Pickett visits the house twice a day, dumping sand through the open floor where a living room and kitchen once sat, trying to soak up the moisture that is still in her home.
Four generations of Pickett’s family live in this community, a place where debris was picked up and trailers were brought in, but time seems to have otherwise stopped moving at the point Hurricane Florence’s floodwaters receded. A drive down the road reveals homes with plywood in windows and some with no windows at all, lingering trash where the piles of debris containing generations of memories were once strewn and
Six months after Hurricane Florence made landfall at Wrightsville Beach, ultimately stalling over the Wilmington area and causing record-setting flooding, the region’s recovery is still underway. While the number of blue tarps lain across rooftops is dwindling and sand is returning to at least some local beaches, families like Pickett’s are trying to return to their homes. Others, like Shauna Osborne’s, are facing a competitive rental market and grappling with the storms psychological impacts.

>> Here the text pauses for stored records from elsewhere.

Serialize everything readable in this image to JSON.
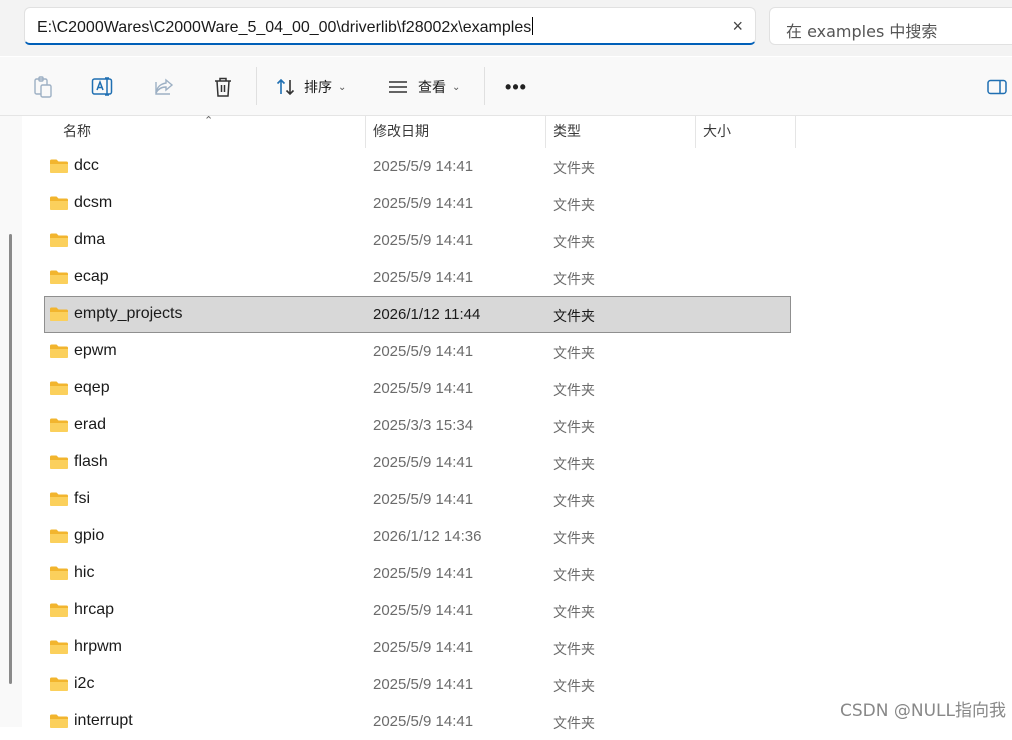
{
  "address_bar": {
    "path": "E:\\C2000Wares\\C2000Ware_5_04_00_00\\driverlib\\f28002x\\examples",
    "clear_icon": "×"
  },
  "search": {
    "placeholder": "在 examples 中搜索"
  },
  "toolbar": {
    "sort_label": "排序",
    "view_label": "查看",
    "more_label": "•••"
  },
  "columns": {
    "name": "名称",
    "modified": "修改日期",
    "type": "类型",
    "size": "大小"
  },
  "files": [
    {
      "name": "dcc",
      "modified": "2025/5/9 14:41",
      "type": "文件夹",
      "selected": false
    },
    {
      "name": "dcsm",
      "modified": "2025/5/9 14:41",
      "type": "文件夹",
      "selected": false
    },
    {
      "name": "dma",
      "modified": "2025/5/9 14:41",
      "type": "文件夹",
      "selected": false
    },
    {
      "name": "ecap",
      "modified": "2025/5/9 14:41",
      "type": "文件夹",
      "selected": false
    },
    {
      "name": "empty_projects",
      "modified": "2026/1/12 11:44",
      "type": "文件夹",
      "selected": true
    },
    {
      "name": "epwm",
      "modified": "2025/5/9 14:41",
      "type": "文件夹",
      "selected": false
    },
    {
      "name": "eqep",
      "modified": "2025/5/9 14:41",
      "type": "文件夹",
      "selected": false
    },
    {
      "name": "erad",
      "modified": "2025/3/3 15:34",
      "type": "文件夹",
      "selected": false
    },
    {
      "name": "flash",
      "modified": "2025/5/9 14:41",
      "type": "文件夹",
      "selected": false
    },
    {
      "name": "fsi",
      "modified": "2025/5/9 14:41",
      "type": "文件夹",
      "selected": false
    },
    {
      "name": "gpio",
      "modified": "2026/1/12 14:36",
      "type": "文件夹",
      "selected": false
    },
    {
      "name": "hic",
      "modified": "2025/5/9 14:41",
      "type": "文件夹",
      "selected": false
    },
    {
      "name": "hrcap",
      "modified": "2025/5/9 14:41",
      "type": "文件夹",
      "selected": false
    },
    {
      "name": "hrpwm",
      "modified": "2025/5/9 14:41",
      "type": "文件夹",
      "selected": false
    },
    {
      "name": "i2c",
      "modified": "2025/5/9 14:41",
      "type": "文件夹",
      "selected": false
    },
    {
      "name": "interrupt",
      "modified": "2025/5/9 14:41",
      "type": "文件夹",
      "selected": false
    }
  ],
  "watermark": "CSDN @NULL指向我",
  "colors": {
    "accent": "#005fb8",
    "folder": "#f8c54a",
    "selected_bg": "#d8d8d8"
  }
}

Local governments, meanwhile, are continue recovery work even as they look ahead to how they could be better prepared for hurricanes, with the official June 1 start of the 2019 season ticking ever closer.
‘Nothing is being done’
Pickett, who rebuilt in Whitestocking after Hurricane Floyd’s floods in 1999, compares the two recoveries, saying rebuilding Florence has been more difficult so far.
“This is different,” Pickett said. “Nothing is really being done. … You don’t see anybody down here.”
Pickett attributes to uncertainties about Pender County building permits throughout the neighborhood. In Pickett’s case, the county was required her to either raise the house six inches or provide a contractor’s estimate of what it would cost to make fixes before starting work.
“That was the roughest,” Pickett said. “Not knowing if I would be able to get a permit without spending thousands of thousands of dollars to raise the house six inches.”
The permit arrived on the first of the year, and Pickett and her husband hope to start rebuilding soon. Ideally, Pickett would still raise the house, which also flooded after Floyd, but she’d like to use funds from the Hazard Mitigation Grant Program to accomplish that, a process that would likely take about two years. Shortly before Hurricane Florence, for instance,
For now, they are living in a FEMA trailer in a small repurposed mobile home park, visiting the house at least twice a day to check how high the moisture levels are and whether any sand needs to be carried from the heap in the backyard and dumped into the crawl space.
“It’s rough, but you do what you’ve got to do. All I have is my faith,” Pickett said.
‘Instrument of hope’
Next door to Pickett’s home stands Sand Hill AME Zion Church, where generations of her family are congregants. At the height of flooding, the church had eight feet of standing water inside, and the facility became a key distribution point for supplies after flooding receded.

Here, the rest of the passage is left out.